>
> Hi,
>
> On Mon, 1 Jun 2020 at 23:50, Alban Hertroys <haram...@gmail.com> wrote:
> > On 1 Jun 2020, at 20:18, Shaheed Haque <shaheedha...@gmail.com> wrote:
> >
> > Hi,
> >
> > I'm using Django's ORM to access Postgres12. My "MyModel" table has a
> JSONB column called 'snapshot'. In Python terms, each row's 'snapshot'
> looks like this:
> >
> > ======================
> > snapshot = {
> > 'pay_definition' : {
> > '1234': {..., 'name': 'foo', ...},
> > '99': {..., 'name': 'bar', ...},
> > }
> > ======================
> >
> > I'd like to find all unique values of 'name' in all rows of MyModel. I
> have this working using native JSON functions from the ORM like this:
> >
> > =====================
> > class PayDef(Func):
> > function='to_jsonb'
> >
>
> template="%(function)s(row_to_json(jsonb_each(%(expressions)s->'pay_definition'))->'value'->'name')"
> >
> >
> MyModel.objects.annotate(paydef=PayDef(F('snapshot'))).order_by().distinct('paydef').values_list('paydef',
> flat=True)
> > =====================
> >
> > So, skipping the ordering/distinct/ORM parts, the core looks like this:
> >
> >
> to_jsonb(row_to_json(jsonb_each('snapshot'->'pay_definition'))->'value'->'name’)
>
>
> I do something like this to get a set of sub-paths in a JSONB field (no
> idea how to write that in Django):
>
> select snapshot->’pay_definition’->k.value->’name’
> from MyModel
> join lateral jsonb_object_keys(snapshot->’pay_definition’) k(value) on
> true
>
>
I was unaware of the LATERAL keyword, so thanks. After a bit of Googling
however, it seems that it is tricky/impossible to use from the ORM (barring
a full scale escape to a "raw" query). One question: as a novice here, I
think I understand the right hand side of your JOIN "... k(value)" is
shorthand for:
... AS table_name(column_name)
except that I don't see any clues in the docs that jsonb_object_keys() is a
"table function". Can you kindly clarify?
> I don’t know how that compares performance-wise to using jsonb_each, but
> perhaps worth a try.

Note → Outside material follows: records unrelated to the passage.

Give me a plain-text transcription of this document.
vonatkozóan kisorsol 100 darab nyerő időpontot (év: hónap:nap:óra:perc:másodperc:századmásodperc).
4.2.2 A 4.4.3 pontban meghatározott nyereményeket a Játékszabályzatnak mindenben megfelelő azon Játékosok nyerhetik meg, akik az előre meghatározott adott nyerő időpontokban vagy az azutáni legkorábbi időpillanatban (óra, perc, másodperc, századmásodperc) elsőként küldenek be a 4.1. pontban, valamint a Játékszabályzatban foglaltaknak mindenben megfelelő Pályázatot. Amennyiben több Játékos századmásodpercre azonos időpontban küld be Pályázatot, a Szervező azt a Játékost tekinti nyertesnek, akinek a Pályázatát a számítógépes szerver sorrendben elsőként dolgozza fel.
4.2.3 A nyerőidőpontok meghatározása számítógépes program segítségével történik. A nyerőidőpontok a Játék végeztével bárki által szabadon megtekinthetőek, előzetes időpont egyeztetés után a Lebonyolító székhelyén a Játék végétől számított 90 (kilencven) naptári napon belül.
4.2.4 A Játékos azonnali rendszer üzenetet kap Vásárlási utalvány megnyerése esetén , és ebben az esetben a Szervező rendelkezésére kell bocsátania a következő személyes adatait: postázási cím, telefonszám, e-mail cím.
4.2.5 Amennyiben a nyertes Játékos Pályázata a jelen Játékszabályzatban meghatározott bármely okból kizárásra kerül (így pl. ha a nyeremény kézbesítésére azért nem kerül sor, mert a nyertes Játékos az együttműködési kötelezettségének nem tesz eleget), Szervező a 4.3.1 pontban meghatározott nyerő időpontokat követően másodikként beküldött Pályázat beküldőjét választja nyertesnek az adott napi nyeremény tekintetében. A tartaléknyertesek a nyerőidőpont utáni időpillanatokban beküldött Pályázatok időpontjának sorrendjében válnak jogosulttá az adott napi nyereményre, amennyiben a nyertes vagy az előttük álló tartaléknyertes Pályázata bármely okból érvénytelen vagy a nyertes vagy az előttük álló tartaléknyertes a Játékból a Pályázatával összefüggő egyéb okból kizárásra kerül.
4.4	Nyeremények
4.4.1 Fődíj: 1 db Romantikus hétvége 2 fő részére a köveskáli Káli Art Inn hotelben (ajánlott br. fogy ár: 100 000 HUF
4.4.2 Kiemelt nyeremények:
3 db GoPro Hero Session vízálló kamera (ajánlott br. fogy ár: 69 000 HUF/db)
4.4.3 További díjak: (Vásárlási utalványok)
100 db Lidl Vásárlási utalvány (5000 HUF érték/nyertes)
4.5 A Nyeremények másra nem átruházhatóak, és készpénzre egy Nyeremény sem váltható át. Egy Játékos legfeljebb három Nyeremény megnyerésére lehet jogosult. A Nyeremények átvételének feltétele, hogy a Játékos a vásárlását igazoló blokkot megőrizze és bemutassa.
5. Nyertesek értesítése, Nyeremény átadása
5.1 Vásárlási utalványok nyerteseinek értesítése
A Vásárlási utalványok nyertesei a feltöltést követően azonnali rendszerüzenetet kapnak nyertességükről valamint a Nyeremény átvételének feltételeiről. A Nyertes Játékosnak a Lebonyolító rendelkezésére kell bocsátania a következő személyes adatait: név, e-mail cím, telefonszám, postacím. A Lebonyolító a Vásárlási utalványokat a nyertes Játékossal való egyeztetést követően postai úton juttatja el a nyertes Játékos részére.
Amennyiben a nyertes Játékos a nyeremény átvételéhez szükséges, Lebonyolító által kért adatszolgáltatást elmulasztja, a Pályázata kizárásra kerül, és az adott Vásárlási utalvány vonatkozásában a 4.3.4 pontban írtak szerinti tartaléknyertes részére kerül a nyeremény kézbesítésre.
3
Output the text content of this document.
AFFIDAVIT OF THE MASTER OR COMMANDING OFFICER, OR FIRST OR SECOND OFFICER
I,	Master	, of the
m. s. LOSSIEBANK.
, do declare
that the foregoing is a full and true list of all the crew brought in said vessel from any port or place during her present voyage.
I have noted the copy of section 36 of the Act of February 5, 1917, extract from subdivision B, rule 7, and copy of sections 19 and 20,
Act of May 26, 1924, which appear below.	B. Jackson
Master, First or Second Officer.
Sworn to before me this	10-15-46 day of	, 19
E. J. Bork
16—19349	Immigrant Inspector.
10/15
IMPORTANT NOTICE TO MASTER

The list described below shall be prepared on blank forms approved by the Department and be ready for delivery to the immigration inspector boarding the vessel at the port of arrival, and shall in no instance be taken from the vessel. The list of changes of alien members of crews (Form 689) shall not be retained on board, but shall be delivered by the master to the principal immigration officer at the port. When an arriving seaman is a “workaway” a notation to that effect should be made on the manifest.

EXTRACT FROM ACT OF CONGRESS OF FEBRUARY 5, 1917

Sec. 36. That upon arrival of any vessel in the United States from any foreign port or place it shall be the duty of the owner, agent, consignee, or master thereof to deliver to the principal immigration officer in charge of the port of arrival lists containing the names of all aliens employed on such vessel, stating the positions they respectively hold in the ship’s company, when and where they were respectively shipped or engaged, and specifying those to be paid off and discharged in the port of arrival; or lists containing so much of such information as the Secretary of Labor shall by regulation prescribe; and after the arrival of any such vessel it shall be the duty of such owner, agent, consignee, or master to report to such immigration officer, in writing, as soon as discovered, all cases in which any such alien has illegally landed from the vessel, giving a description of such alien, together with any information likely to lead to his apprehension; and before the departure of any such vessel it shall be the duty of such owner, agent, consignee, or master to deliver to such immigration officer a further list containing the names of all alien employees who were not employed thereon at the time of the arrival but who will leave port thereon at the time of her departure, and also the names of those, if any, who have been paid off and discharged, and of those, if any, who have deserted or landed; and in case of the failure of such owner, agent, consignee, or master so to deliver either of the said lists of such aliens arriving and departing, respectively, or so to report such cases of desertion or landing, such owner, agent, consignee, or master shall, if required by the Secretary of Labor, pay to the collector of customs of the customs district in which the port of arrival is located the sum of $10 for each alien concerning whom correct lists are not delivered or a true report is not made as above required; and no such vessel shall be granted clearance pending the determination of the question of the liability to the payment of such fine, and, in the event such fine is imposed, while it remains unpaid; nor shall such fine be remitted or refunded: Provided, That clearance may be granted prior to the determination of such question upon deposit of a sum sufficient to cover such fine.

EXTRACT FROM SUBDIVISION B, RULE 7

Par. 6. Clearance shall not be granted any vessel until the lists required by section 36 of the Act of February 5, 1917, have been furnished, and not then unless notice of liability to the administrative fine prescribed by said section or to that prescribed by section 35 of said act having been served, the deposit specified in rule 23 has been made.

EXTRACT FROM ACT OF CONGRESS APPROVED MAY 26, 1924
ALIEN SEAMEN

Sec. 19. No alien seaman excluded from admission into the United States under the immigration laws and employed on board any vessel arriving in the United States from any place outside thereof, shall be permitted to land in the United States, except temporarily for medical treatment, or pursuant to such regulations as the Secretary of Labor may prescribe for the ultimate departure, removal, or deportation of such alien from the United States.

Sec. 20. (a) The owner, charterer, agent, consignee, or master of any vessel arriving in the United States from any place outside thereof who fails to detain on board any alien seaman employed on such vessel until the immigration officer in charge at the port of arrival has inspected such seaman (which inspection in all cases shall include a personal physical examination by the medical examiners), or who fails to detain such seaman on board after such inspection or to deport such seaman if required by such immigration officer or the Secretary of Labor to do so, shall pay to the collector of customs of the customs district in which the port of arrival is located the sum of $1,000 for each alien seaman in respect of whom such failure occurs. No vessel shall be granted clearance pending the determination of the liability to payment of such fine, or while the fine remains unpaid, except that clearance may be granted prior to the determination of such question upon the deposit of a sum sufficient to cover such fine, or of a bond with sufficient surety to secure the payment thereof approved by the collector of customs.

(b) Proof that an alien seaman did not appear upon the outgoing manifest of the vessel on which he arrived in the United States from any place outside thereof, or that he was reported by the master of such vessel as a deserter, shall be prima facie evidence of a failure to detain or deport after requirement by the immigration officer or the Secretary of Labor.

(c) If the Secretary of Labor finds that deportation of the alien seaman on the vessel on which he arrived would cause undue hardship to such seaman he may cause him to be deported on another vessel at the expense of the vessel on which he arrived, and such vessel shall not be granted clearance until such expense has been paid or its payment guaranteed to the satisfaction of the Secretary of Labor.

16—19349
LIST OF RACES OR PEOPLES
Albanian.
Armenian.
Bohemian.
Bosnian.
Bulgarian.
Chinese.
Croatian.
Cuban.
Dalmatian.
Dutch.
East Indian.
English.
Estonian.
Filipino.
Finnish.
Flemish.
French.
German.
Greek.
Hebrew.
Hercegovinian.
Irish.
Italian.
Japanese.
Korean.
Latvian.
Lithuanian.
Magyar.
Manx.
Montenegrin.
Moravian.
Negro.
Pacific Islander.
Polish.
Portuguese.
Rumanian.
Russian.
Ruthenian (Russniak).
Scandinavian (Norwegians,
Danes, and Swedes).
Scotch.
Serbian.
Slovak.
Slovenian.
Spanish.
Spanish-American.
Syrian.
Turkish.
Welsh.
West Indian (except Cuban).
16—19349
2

Obviously, the way it’s written above it doesn’t
> return distinct values of ’name’ yet, but that’s fairly easy to remedy.
>
> Indeed; this is what I managed to get to:
SELECT DISTINCT snapshot -> 'pay_definition' -> k.value -> 'name' AS name
FROM paiyroll_payrun
JOIN LATERAL jsonb_object_keys(snapshot -> 'pay_definition')
AS k(value) ON true
ORDER BY name;
At any rate, I'll have to ponder the "raw" route absent some way to "JOIN
LATERAL".
Thanks, Shaheed
> Alban Hertroys
> --
> If you can't see the forest for the trees,
> cut the trees and you'll find there is no forest.
>
>
>